Is There a Legal Limit on How High an Application Fee Can Be?

By The Penny Plan Editorial Team Published July 13, 2026 5 min read

Someone applies to three apartments in a week, pays a fee for each one, and starts wondering whether a landlord can really charge whatever they want just to consider an application. The honest answer is that it depends heavily on location.

At a glance

Whether there’s a legal cap on application fees, and how strict it is, varies significantly by state and sometimes by city. Some places set a specific dollar limit, others require the fee to reasonably reflect the actual cost of screening, like a background or credit check, and some places have no specific cap at all. Because the rules differ so much, checking the current regulations where the rental is located is generally the only reliable way to know what applies.

Why the rules vary so much

Landlord-tenant law in the US is largely handled at the state level, and sometimes further refined by individual cities, rather than through one uniform national standard. This means an application fee that’s perfectly ordinary in one state could be unusually high, or even restricted, in another. It also means a fee cap, where one exists, can be adjusted over time, so relying on outdated information found online can be misleading.

Common approaches states take

What tends to be worth checking

Before assuming a fee is unusual or improper, it can help to look at what the fee is being applied toward, whether that’s a credit check, a background check, or a broader processing cost, since these can vary in price across screening providers. Requesting an itemized explanation is a reasonable step in most places, and it echoes the kind of scrutiny that’s often useful with other move-in costs, like understanding what proof of income landlords typically ask for and why those requirements exist in the first place.

How this fits into overall moving costs

Application fees are just one small piece of the larger cost of moving into a new place. They tend to show up alongside other early expenses, and thinking about them in that broader context, including costs like furnishing an empty apartment from scratch, can make the total financial picture of a move clearer than looking at any single fee in isolation.
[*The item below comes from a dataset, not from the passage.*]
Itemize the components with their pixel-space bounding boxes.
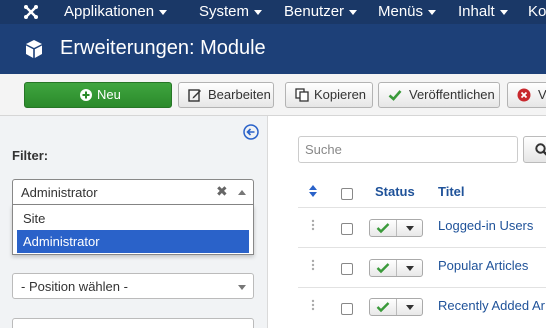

It’s a similar pattern to other add-on charges that show up after move-in, like a fee just to pay rent online, where the amount and legitimacy can also depend heavily on location.

The bottom line

There’s no single national answer to how high an application fee can legally be, since it depends on the specific state and sometimes city rules in place. Looking up current local regulations, and asking what a given fee is actually covering, tends to be more useful than assuming a fee is either standard or excessive without checking.